Há invenções que mudam um produto e há as que mudam uma indústria inteira. A caixa Oyster pertence à segunda categoria. Quando a Rolex a patenteou em 1926 — a primeira caixa de relógio de pulso genuinamente hermética, à prova d’água e poeira —, não estava apenas resolvendo um problema técnico; estava tornando o relógio de pulso confiável o bastante para substituir o de bolso de vez. Um século depois, a marca celebra o centenário do jeito mais solene possível: um Day-Date de 40 mm em Jubilee Gold, com diamantes lapidação baguete e mostrador de aventurina verde-água.
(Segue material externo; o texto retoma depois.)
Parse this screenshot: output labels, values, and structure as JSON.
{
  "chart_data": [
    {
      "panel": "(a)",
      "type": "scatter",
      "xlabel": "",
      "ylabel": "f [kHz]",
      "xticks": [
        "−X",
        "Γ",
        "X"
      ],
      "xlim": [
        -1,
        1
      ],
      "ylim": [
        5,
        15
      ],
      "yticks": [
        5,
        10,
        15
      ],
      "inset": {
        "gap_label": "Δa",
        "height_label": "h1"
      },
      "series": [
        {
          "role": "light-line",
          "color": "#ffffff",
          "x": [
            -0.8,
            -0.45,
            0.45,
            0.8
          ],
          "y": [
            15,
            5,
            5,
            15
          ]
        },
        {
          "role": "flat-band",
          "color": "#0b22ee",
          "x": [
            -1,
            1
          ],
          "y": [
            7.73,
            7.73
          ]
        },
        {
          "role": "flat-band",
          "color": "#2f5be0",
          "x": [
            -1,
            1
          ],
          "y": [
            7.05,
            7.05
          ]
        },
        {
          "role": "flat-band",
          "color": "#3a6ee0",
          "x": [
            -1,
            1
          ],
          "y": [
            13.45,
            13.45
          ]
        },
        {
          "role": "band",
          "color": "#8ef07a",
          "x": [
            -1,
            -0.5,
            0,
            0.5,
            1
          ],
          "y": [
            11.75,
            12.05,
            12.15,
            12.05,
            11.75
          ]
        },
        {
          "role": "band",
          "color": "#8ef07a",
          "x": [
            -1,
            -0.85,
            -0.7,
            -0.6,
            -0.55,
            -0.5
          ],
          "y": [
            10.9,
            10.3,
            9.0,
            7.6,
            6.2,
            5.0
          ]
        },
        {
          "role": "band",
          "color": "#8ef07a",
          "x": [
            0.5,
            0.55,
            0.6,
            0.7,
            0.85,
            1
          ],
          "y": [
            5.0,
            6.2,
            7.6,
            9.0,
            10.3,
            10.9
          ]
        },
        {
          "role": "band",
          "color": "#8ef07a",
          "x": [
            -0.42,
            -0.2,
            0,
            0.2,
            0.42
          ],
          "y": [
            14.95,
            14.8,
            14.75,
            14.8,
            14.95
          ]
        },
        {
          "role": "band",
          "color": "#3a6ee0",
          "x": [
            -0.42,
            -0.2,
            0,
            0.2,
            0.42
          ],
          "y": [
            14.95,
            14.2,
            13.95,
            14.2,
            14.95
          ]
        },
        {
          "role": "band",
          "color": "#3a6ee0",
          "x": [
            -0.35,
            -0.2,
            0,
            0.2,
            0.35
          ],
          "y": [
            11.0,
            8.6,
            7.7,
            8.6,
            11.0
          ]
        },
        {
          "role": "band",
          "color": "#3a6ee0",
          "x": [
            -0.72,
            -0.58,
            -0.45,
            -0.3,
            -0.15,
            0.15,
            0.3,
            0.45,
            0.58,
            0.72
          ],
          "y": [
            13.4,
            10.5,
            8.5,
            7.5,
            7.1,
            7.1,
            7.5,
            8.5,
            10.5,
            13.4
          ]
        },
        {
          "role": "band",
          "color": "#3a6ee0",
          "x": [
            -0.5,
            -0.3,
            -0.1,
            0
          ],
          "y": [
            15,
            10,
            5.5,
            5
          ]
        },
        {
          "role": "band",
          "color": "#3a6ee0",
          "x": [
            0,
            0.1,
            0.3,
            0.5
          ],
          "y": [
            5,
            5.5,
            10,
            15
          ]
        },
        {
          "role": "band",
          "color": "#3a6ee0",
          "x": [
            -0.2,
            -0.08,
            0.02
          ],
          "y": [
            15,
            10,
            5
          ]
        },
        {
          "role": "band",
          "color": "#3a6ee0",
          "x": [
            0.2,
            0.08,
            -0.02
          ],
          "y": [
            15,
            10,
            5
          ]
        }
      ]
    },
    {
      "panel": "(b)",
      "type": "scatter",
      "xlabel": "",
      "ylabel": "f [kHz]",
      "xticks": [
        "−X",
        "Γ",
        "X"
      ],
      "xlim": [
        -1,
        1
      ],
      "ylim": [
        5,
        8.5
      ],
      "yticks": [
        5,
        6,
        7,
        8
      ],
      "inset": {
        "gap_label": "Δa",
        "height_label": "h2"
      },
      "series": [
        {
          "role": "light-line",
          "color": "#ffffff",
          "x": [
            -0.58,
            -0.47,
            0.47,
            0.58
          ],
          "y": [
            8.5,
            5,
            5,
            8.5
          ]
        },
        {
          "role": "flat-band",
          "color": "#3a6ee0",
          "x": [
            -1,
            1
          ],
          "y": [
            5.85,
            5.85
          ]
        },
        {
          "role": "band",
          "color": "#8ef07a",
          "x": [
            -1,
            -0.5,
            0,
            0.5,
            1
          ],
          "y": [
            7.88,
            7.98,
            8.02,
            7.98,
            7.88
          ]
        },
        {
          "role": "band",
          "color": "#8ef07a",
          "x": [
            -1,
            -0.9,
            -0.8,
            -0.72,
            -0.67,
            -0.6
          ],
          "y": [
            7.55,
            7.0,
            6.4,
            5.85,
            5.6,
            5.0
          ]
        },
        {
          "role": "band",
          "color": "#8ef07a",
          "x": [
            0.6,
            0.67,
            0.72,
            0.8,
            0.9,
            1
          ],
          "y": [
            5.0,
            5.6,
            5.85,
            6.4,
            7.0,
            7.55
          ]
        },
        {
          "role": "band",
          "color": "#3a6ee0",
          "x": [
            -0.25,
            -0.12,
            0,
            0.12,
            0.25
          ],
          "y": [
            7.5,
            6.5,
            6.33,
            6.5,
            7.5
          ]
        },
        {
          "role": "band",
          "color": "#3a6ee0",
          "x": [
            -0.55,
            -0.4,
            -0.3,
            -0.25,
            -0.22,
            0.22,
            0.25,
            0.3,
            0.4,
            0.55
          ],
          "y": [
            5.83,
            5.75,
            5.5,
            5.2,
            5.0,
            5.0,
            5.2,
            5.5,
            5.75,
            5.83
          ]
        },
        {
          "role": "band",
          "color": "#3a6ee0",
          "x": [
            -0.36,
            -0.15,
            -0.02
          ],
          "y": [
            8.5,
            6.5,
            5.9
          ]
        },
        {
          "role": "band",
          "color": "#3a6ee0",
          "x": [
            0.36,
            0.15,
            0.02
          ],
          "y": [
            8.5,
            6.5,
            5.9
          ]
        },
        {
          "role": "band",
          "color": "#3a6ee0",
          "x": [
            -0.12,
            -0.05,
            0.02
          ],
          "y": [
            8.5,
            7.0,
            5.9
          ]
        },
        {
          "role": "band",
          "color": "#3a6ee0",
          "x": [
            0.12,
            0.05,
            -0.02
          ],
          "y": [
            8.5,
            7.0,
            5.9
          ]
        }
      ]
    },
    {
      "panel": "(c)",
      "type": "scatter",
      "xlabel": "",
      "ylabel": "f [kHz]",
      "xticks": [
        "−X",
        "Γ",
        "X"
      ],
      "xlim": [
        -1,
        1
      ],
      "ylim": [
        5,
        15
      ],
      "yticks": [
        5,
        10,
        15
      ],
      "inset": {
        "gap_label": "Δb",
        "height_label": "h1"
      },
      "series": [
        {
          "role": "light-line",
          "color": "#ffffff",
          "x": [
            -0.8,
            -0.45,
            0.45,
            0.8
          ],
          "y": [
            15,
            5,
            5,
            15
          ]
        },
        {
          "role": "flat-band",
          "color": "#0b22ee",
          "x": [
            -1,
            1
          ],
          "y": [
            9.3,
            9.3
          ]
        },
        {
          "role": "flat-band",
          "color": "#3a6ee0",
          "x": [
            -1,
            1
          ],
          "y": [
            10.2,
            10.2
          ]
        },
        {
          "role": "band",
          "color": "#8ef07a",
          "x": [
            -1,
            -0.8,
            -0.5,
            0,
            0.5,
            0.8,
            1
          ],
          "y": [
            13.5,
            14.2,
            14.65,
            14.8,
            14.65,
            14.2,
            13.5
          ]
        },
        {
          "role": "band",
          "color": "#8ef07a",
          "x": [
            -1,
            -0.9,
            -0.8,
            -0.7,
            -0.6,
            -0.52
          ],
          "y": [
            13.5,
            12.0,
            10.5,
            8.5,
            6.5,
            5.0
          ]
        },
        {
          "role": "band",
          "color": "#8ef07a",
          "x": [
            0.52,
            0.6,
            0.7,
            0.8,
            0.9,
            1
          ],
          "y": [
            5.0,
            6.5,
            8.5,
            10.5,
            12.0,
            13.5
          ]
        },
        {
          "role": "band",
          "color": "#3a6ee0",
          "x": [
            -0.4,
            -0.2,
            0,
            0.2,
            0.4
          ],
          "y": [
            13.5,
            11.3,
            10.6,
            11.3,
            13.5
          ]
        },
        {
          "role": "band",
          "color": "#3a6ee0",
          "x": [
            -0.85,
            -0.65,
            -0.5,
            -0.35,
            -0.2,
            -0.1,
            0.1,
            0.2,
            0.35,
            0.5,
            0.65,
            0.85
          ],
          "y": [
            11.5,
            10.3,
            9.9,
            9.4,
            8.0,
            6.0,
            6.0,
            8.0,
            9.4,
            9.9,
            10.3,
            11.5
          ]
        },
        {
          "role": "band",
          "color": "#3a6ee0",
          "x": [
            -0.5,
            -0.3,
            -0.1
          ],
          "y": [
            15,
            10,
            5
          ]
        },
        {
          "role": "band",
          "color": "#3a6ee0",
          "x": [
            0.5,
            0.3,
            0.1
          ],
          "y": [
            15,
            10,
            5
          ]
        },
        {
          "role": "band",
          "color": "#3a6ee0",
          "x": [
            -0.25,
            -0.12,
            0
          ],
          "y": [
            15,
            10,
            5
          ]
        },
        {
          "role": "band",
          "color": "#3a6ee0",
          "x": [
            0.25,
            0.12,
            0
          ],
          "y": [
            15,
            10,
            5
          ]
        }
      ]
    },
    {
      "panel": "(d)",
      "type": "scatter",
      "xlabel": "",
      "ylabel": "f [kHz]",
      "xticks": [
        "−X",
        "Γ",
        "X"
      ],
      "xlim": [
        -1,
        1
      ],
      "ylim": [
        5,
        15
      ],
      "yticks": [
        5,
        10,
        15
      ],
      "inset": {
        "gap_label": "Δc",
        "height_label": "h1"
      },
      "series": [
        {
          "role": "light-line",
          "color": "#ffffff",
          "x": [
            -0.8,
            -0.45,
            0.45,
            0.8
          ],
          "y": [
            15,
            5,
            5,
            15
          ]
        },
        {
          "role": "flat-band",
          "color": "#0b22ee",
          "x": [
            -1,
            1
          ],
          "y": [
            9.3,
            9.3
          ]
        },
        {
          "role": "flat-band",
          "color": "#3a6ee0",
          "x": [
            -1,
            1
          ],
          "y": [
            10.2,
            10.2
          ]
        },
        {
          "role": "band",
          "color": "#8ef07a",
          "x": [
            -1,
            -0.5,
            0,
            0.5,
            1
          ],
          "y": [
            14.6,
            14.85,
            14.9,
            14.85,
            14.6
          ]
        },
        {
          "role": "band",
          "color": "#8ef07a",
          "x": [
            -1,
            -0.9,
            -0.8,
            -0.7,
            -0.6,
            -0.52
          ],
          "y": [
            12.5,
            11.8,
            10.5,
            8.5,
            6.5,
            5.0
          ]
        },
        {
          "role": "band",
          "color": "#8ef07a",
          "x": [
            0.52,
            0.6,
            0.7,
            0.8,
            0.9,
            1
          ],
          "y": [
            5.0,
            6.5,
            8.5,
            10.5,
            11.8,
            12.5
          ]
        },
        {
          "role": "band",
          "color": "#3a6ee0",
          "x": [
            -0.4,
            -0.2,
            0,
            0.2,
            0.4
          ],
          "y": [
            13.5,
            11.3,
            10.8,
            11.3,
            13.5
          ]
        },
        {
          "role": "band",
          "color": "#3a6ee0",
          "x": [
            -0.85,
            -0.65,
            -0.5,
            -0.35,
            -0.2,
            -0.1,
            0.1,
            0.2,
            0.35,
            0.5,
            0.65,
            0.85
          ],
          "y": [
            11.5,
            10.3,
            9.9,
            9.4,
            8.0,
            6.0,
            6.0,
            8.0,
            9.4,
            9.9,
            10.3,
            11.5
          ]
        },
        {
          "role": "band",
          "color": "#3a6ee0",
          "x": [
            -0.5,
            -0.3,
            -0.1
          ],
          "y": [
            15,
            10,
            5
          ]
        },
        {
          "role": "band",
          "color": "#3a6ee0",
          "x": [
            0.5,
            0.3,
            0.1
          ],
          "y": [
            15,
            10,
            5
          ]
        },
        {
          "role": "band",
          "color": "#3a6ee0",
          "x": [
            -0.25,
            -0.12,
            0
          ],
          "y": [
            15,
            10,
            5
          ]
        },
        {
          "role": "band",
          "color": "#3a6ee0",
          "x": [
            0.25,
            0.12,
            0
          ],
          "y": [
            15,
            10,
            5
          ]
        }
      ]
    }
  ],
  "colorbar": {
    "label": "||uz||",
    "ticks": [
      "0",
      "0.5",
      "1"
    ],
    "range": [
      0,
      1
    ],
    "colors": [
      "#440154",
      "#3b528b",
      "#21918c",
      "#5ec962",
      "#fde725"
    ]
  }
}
O Rolex Oyster e o século que atravessou
A escolha do Day-Date para carregar a homenagem não é acaso. É o modelo mais cerimonioso da casa — o relógio dos presidentes, exibindo dia da semana por extenso e data —, e vesti-lo em ouro Jubilee, com pedras baguete e um mostrador de aventurina cuja superfície simula um céu estrelado em tom verde-água, é elevar o centenário à categoria de joia. Não é o relógio de mergulho robusto que fez a fama técnica da Oyster; é a prova de que a mesma invenção sustenta tanto a ferramenta quanto a joia.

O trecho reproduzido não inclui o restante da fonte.